Opinion ID: 6357225
Heading Depth: 3
Heading Rank: 7

Heading: Althaus (5): The overall public interest in the proposed solution

Text: It goes without saying that sound public policy favors taking all reasonable steps to safeguard against Plaintiffs' tragic harm. Kwiatkowski's conduct in this case was surpassingly reckless and reprehensible, exposing untold numbers of patients to a potentially fatal disease. Furthermore, the risk of Kwiatkowski conducting himself at another hospital as he did at UPMC was reasonably foreseeable, as was the seriousness of the harm that such conduct could inflict and the number of victims it might affect. Of course, there is a competing public interest in ensuring that there are adequate health care providers in all beneficial forms to provide efficient, affordable care. While institutional CSA registrants like UPMC tend to be large and capable of absorbing such claims by any number of means, the same may not be true of all staffing agencies. We must acknowledge that to impose equivalent duties as to both Defendants is tantamount to imposing equivalent exposure, which presumably will more frequently present an existential threat to a staffing agency than it will to a larger health care provider.
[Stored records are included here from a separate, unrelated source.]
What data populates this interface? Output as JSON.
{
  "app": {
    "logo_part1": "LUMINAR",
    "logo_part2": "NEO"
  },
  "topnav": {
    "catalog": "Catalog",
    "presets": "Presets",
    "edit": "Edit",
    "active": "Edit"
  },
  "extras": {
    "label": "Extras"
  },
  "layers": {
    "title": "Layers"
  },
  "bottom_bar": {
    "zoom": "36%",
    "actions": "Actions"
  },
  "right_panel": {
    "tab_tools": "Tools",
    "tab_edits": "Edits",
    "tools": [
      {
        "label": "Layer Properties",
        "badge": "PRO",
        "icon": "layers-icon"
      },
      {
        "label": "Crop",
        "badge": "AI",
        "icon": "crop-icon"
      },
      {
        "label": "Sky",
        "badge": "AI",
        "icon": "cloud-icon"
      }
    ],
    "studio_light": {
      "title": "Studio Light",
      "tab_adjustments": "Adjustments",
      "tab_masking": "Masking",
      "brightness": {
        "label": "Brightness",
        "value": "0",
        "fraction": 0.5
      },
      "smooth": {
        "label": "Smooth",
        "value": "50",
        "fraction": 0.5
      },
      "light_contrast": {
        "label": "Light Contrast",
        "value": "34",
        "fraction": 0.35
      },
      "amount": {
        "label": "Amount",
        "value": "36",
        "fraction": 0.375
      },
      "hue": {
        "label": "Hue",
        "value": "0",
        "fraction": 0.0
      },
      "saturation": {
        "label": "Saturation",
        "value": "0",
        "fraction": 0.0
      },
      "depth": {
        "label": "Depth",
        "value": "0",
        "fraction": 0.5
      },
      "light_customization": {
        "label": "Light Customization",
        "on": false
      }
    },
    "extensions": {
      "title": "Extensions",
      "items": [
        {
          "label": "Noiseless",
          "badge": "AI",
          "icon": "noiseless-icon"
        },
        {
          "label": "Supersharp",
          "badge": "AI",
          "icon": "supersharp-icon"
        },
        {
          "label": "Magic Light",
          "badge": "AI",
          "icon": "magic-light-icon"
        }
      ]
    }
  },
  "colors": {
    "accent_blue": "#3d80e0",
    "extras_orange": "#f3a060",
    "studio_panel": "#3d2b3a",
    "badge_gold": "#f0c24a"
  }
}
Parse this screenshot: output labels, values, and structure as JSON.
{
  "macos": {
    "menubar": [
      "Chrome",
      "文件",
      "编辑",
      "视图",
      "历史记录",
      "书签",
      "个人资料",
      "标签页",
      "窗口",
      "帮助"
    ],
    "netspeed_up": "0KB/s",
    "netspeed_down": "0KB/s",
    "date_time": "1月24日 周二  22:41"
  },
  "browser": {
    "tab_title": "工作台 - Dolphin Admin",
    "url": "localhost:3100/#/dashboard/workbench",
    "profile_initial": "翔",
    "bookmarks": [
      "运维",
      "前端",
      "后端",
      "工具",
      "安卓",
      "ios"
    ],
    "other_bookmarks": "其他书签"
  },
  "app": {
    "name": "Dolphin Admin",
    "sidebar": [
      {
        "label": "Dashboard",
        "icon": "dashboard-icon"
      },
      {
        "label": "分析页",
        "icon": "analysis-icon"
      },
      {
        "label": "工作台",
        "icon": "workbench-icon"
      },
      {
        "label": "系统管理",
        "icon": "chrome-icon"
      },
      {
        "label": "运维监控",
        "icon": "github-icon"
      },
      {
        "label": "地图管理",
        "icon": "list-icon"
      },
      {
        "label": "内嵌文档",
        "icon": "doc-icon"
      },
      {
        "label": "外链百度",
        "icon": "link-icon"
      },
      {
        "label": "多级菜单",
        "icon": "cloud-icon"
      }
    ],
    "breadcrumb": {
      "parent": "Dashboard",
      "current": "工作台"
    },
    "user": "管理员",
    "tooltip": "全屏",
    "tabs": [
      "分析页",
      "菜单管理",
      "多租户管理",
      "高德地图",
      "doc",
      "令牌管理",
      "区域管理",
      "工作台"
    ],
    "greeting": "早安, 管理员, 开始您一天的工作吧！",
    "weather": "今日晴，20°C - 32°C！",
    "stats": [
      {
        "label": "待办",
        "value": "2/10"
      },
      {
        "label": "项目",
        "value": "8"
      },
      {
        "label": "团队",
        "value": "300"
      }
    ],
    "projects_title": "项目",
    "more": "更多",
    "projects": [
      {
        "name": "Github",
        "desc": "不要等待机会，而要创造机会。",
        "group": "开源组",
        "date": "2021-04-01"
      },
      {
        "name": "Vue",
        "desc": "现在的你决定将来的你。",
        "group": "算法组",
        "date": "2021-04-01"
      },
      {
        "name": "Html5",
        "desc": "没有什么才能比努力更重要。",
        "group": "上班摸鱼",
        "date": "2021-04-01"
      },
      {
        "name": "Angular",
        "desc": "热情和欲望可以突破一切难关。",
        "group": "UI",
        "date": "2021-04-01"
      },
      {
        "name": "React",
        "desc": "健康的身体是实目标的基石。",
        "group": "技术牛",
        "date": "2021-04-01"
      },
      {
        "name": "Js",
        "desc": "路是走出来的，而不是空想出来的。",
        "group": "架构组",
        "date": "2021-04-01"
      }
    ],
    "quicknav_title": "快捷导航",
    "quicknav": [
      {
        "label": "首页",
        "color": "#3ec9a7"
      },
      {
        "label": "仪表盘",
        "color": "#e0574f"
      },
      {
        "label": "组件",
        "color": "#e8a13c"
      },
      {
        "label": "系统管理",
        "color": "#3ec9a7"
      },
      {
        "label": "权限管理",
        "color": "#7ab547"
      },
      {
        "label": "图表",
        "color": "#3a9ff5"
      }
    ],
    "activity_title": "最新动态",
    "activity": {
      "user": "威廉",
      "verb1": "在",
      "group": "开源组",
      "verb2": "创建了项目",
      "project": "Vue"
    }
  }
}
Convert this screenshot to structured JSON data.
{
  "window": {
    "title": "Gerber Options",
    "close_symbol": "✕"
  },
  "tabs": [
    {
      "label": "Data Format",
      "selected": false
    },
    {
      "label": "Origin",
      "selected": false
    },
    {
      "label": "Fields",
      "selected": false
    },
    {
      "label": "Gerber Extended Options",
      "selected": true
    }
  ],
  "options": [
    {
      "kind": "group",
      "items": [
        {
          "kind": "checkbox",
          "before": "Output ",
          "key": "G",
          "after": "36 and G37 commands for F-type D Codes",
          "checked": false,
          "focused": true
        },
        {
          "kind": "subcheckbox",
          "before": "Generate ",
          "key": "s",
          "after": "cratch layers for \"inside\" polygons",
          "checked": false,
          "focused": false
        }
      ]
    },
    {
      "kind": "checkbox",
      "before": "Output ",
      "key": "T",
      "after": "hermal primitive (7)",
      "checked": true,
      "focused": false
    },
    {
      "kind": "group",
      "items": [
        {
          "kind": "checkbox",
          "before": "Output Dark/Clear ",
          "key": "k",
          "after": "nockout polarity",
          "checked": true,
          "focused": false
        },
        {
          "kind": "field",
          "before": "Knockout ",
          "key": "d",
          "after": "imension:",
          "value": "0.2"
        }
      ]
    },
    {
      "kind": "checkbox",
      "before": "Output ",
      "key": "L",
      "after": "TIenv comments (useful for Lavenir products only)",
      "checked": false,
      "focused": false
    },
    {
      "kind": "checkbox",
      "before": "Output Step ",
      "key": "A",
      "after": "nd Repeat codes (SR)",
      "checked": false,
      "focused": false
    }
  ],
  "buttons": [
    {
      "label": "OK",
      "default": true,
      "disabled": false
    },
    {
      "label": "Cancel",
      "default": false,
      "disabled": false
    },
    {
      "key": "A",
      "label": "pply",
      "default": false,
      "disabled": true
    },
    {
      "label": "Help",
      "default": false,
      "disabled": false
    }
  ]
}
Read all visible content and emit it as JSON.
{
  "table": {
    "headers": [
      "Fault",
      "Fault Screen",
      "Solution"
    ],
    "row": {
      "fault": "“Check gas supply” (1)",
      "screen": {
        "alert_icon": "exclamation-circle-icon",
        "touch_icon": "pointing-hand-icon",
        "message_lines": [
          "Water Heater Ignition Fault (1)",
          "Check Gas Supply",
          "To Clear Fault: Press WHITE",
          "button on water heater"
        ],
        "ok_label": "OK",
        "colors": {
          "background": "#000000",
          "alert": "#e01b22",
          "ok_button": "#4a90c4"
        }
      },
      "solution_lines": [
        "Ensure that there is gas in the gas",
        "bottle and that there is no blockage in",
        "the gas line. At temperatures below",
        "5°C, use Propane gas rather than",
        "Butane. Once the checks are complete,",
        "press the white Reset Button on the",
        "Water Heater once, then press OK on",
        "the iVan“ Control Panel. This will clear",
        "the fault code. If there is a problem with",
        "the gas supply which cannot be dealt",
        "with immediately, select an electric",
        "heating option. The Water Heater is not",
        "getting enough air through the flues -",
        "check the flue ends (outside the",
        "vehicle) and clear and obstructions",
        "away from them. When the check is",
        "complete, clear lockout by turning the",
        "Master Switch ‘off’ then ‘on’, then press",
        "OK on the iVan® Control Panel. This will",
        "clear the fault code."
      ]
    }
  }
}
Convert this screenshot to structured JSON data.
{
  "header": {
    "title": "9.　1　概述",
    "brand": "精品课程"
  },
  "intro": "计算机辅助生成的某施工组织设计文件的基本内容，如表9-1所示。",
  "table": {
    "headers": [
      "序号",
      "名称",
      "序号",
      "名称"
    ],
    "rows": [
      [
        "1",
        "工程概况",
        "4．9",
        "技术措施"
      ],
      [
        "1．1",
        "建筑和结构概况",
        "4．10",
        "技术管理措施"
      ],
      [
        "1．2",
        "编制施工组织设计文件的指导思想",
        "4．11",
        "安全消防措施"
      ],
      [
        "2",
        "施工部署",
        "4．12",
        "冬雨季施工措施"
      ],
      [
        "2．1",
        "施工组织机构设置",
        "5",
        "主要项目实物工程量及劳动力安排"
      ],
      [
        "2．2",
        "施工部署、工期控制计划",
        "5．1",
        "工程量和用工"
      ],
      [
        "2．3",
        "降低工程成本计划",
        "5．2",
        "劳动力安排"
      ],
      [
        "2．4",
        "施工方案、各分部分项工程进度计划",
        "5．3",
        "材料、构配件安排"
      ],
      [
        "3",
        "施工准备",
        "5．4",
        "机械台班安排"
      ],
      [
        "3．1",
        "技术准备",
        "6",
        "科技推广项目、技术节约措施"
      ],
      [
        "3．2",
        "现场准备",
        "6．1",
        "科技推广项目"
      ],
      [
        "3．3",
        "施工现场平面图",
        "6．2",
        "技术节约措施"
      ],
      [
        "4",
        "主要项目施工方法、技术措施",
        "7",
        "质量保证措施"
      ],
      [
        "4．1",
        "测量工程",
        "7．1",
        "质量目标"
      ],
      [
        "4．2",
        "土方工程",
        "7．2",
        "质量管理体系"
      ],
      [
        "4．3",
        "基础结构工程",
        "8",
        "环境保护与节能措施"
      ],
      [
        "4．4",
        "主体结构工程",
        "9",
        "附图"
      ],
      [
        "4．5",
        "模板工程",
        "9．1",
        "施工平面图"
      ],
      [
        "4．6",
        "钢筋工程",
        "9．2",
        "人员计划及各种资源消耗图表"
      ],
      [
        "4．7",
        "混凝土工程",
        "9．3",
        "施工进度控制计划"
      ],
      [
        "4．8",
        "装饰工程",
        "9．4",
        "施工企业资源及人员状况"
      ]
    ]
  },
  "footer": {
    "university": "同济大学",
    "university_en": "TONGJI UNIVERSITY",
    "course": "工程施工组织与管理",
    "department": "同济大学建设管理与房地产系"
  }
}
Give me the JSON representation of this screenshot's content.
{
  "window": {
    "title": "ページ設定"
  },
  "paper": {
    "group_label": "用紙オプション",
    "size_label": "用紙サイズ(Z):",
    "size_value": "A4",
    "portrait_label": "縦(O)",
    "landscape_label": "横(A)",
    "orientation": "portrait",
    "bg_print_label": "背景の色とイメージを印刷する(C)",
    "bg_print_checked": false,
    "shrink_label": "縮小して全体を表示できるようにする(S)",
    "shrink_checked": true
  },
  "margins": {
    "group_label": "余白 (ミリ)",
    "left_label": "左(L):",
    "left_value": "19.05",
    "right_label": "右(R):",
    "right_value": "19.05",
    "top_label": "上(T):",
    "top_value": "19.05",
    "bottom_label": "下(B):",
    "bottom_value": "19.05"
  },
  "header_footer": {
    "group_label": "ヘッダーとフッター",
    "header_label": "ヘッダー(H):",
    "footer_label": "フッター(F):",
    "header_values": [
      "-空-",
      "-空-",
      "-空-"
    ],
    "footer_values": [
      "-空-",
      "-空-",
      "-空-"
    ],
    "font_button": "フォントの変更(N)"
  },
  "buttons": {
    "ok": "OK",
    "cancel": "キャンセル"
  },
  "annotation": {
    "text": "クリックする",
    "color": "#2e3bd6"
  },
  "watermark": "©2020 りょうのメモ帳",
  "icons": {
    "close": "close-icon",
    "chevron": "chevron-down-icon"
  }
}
As well, that Maxim and presumably many other staffing agencies are not CSA registrants situates them outside the orbit of health care institutions upon which the federal government has imposed a duty to report.  For these reasons, and those set forth above at greater length, we find that public policy generally weighs in favor of imposing the duty upon UPMC in light of its preexisting obligation and the policy judgments it reflects. However, given the specter of the all but necessary indeterminacy of the duty Maxim would bear and the fact that the federal government in enacting laws and regulations reflective of its assessment of public policy declined to impose such an obligation on non-registrants, we find that this factor militates against imposing a duty upon Maxim.